Strategi disiplin harga dan penyederhanaan produk berhasil mendorong rata-rata pendapatan per pengguna (ARPU) menjadi Rp45.100, naik 6,4 persen dibanding tahun lalu. "Dari sisi pasar, industri telekomunikasi masih prospektif karena konektivitas sudah menjadi kebutuhan primer masyarakat," ujar Dian. Telkomsel berencana terus meningkatkan produktivitas pelanggan melalui inovasi layanan digital lifestyle.

Efisiensi Operasional Jaga Arus Kas Tetap Kuat

Di tengah tekanan laba bersih yang bersifat sementara, Telkom berhasil menjaga arus kas operasional tetap tumbuh. Implementasi program efisiensi TOTEX—gabungan belanja modal dan operasional—serta disiplin penagihan menjadi pendorong utama. Manajemen menegaskan bahwa kontraksi laba bersih lebih banyak dipengaruhi faktor non-cash dari percepatan depresiasi, bukan penurunan kinerja bisnis inti.

Perusahaan optimistis dapat melanjutkan momentum pertumbuhan di segmen B2B infrastruktur seiring percepatan transformasi.
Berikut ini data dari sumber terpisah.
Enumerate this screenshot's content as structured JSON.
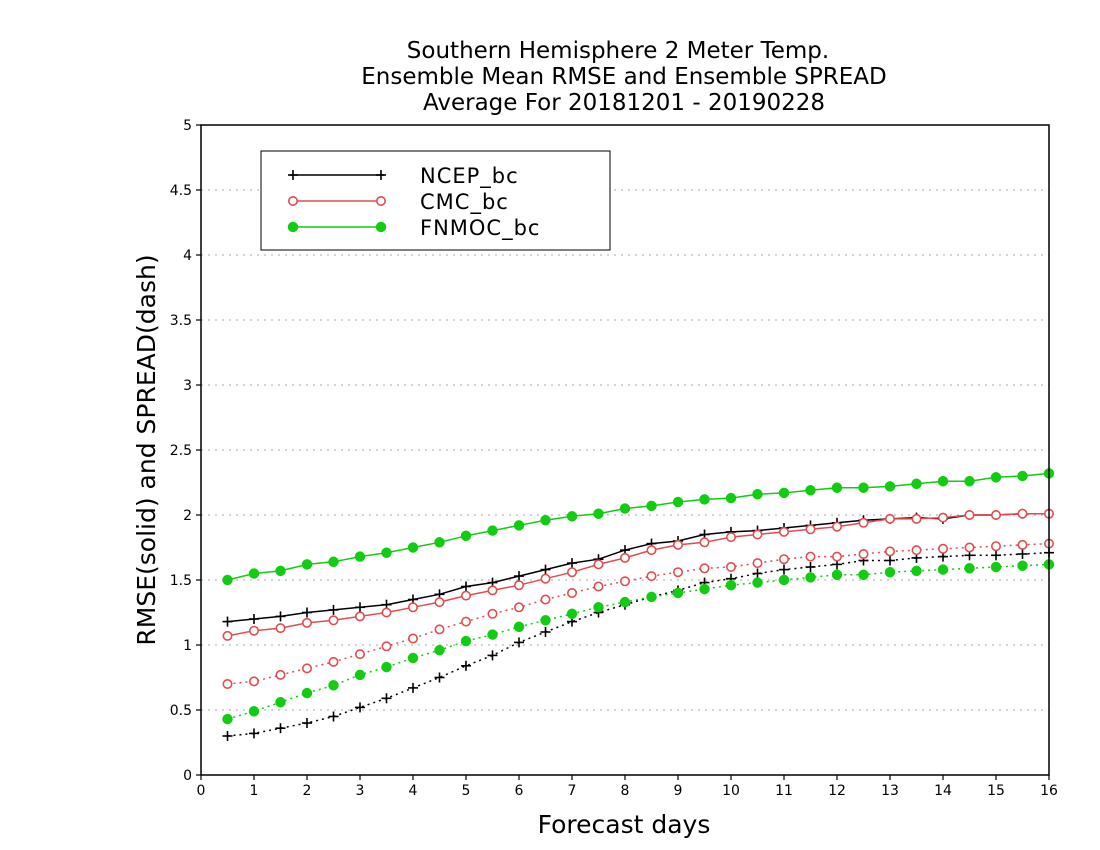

Dengan fundamental operasional yang solid, Telkom menargetkan penciptaan nilai optimal bagi pemegang saham, pelanggan, dan negara sepanjang tahun 2026.

Reporter: Zulkifli Arief
Sumber: tekno.sindonews.com This article was automatically rewritten by AI based on the source above without altering the facts of the original article.